ICE cotton ends flat after weak export sales data

Sept 14 (Reuters) - ICE Cotton futures ended nearly unchanged in low-volume trade on Thursday, hovering near three-week lows hit in the previous session on bearish weekly export sales data from the U.S. Department of Agriculture. 

Cotton contracts for December settled up 0.03 cent, or 0.04 percent, at 69.12 cents per lb. It traded within a range of 68.43 and 69.45 cents a lb. In the previous session, prices touched 68.31 cents a lb - the lowest level since Aug. 25.

"The export sales report was very weak ... the weakest it's been in a long time but part of it was because of the hurricanes," said Gabriel Crivorot, analyst at Societe Generale in New York. "Unless Hurricane Jose takes a really unexpected path, there's probably no more strain due to weather anymore. People will just be waiting for a damage estimate (from Hurricanes Harvey and Irma)."

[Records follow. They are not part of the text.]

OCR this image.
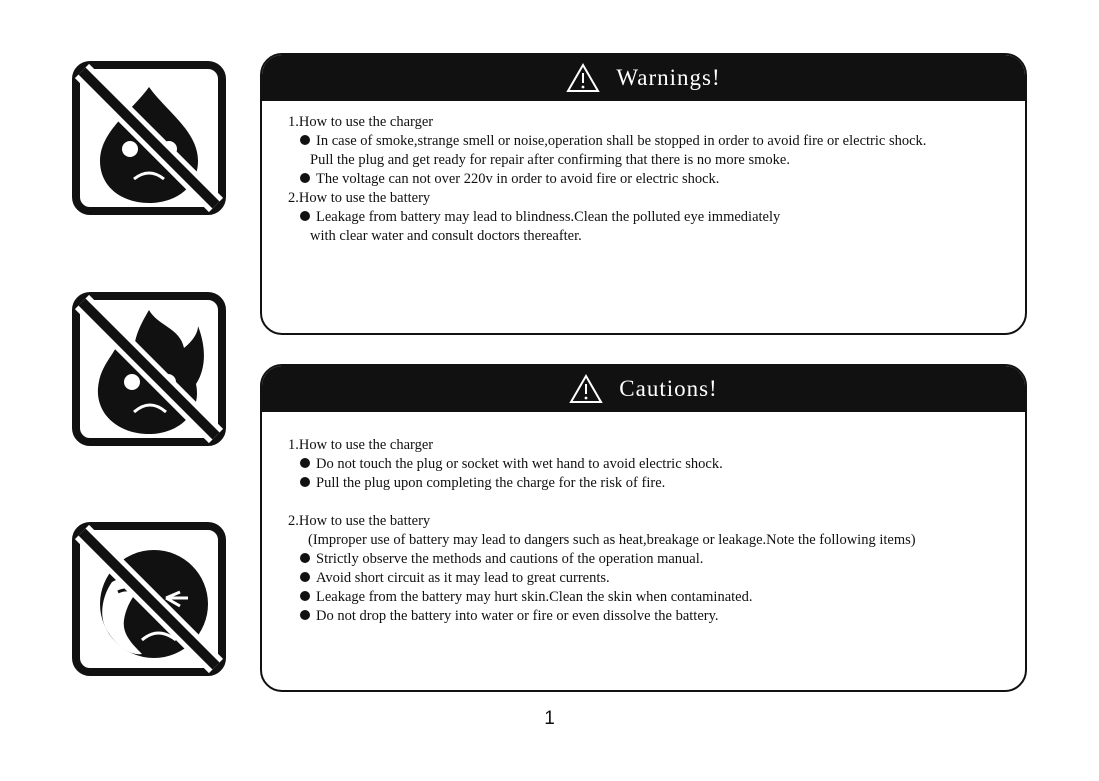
Warnings!
1.How to use the charger
In case of smoke,strange smell or noise,operation shall be stopped in order to avoid fire or electric shock.
Pull the plug and get ready for repair after confirming that there is no more smoke.
The voltage can not over 220v in order to avoid fire or electric shock.
2.How to use the battery
Leakage from battery may lead to blindness.Clean the polluted eye immediately
with clear water and consult doctors thereafter.
Cautions!
1.How to use the charger
Do not touch the plug or socket with wet hand to avoid electric shock.
Pull the plug upon completing the charge for the risk of fire.
2.How to use the battery
(Improper use of battery may lead to dangers such as heat,breakage or leakage.Note the following items)
Strictly observe the methods and cautions of the operation manual.
Avoid short circuit as it may lead to great currents.
Leakage from the battery may hurt skin.Clean the skin when contaminated.
Do not drop the battery into water or fire or even dissolve the battery.
1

Earlier in the day, the U.S. Department of Agriculture reported net upland sales of 65,200 running bales for the 2017-18 marketing year and 26,400 running bales for the 2018-19 marketing year in its weekly export sales report.

Total futures market volume fell by 16,416 to 20,571 lots. Data showed total open interest gained 54 to 243,940 contracts in the previous session. The dollar index was down 0.41 percent. The Thomson Reuters CoreCommodity CRB Index , which tracks 19 commodities, was up 0.23 percent.